Determine the number of elements that is divisible by a prime number in an array

I have an array (|A|≤10^6) of numbers (not guaranteed to be distinct) and a set of prime numbers. For each of the prime numbers, I want to know how many numbers in the first array are divisible by this prime number. For example:

Array = {5 5 7 10 14 15}

Set = {2 3 5 7 11}

result:2:2; 3:1; 5:4; 7: 2; 11:0

Brute force by using nested loops works, but is there a faster way?

• Does the set of primes include ALL of them until some maximum one? Jan 2, 2021 at 18:47
• There are faster ways, and whether they are applicable depends on exact constraints you have (e.g. running time and an upper-bound on the numbers).
– user114966
Jan 2, 2021 at 20:06
• Yes including all of them. Jan 2, 2021 at 23:00
• [input] not guaranteed to be distinct is it specified to be monotonically increasing? Sep 30, 2021 at 6:23

Yes if the number of integers and primes is large. Sort the primes in ascending order. Count the number of divisible numbers and remove prime factors until the numbers are all larger than the square of the smallest remaining primes. Now the remaining numbers are all primes. Sort them and check which ones are in the list of primes, in linear order.

This works as long as most primes are greater than the square root of the largest number.

• This sounds a lot like the sieve of Eratosthenes. Jun 2, 2021 at 5:55
• It’s a bit related. Jun 2, 2021 at 6:22
• How does Sort the primes help? With remove prime factors, numbers get smaller: is until the numbers are all larger than… intended? Sep 30, 2021 at 6:38
• "Sort the primes": It's much more likely that a number is divisible by a small prime, so checking for numbers divisible by 2, 3, 5 will tend to make the remaining numbers smaller. Sep 30, 2021 at 7:53

If both lists, let's call them A,P, are sorted as it appears to be:

• Whenever you find A[i] divisible by P[j] replace it by A[i]/P[j]

• If a number A[i] reaches 1 or become smaller than P[j] exclude it from further checks

• A draft Pseudo code would be:

i=j=0;

Repeat
{
While (A didn't finish) {
If (A[i] mod P[j] == 0) {
C[j]++;
A[i]=A[i]/P[j];
If(A[i]≤P[j]) remove A[i];
//endif}
i++;
//endwhile}
j++;
i=0; //or startup mark
//endRepeat
} Until ( A or P ends)

If the equal values are dense (say if the number of distinct values is less than a quarter of the array size), it could be worth to sort and determine the multiplicities.
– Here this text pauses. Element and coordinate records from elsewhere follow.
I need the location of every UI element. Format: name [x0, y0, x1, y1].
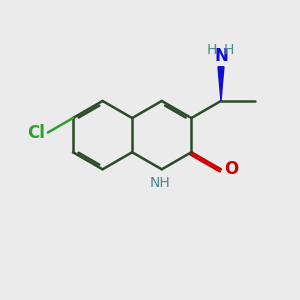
Text: N: N [214, 47, 228, 65]
Text: NH: NH [150, 176, 171, 190]
Polygon shape [218, 67, 224, 101]
Text: Cl: Cl [27, 124, 45, 142]
Text: O: O [224, 160, 239, 178]
Text: H: H [224, 43, 235, 57]
Text: H: H [207, 43, 217, 57]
If they are sparse, sorting could be counterproductive.

This said, counting the divisors for a value does not help counting those of other values. So for every value, there is not much better than trying all divisors in turn and stop when the quotient gets too small.

Depending on the distribution of numbers, it could be advantageous to try the divisors in some order rather than another. This needs to be tested experimentally.

If you know that some divisors are rarely met, it could be useful to try the GCD with the product of the rare factors to eliminate them quickly.

OP asked: Given numbers $$A_i$$, and a prime $$P$$, determine for each $$p \leqslant P$$ how many of the numbers $$A_i$$ are divisible by $$p$$.

set counter for each $$p$$ to $$0$$.
remove all $$A_i ≤ 1$$
for $$p = 2, 3, 5, 7, \ldots$$ as long as $$p \leqslant P$$
iterate through values $$A_i$$.
if $$A_i < p^2$$
$$A_i$$ is prime
if $$A_i ≤ P$$ increase counter for $$A_i$$
remove $$A_i$$
if $$A_i$$ is divisible by $$p$$
increase counter for $$p$$
divide $$A_i$$ by $$p$$ until it is not divisible by $$p$$
if $$A_i = 1$$ then remove $$A_i$$

Some time will be saved compared to brute force because we eliminate all entries $$A_i < p^2$$ quite quickly.

We can save more time if there are many entries $$A_i \geqslant p^2$$: If we have removed all factors 2, then the numbers divisible by $$p$$ are $$p^2$$, $$p^2 + 2p$$, $$p^2 + 4p$$ etc. If the number of $$A_i$$ where $$p^2 \leqslant A_i \leqslant p^2 + 2kp$$ is much larger than $$k$$, then we can put all the $$A_i$$ into a hash table and look up the multiples of $$p$$ in the hash table, which will be faster than division if there are many numbers in that range.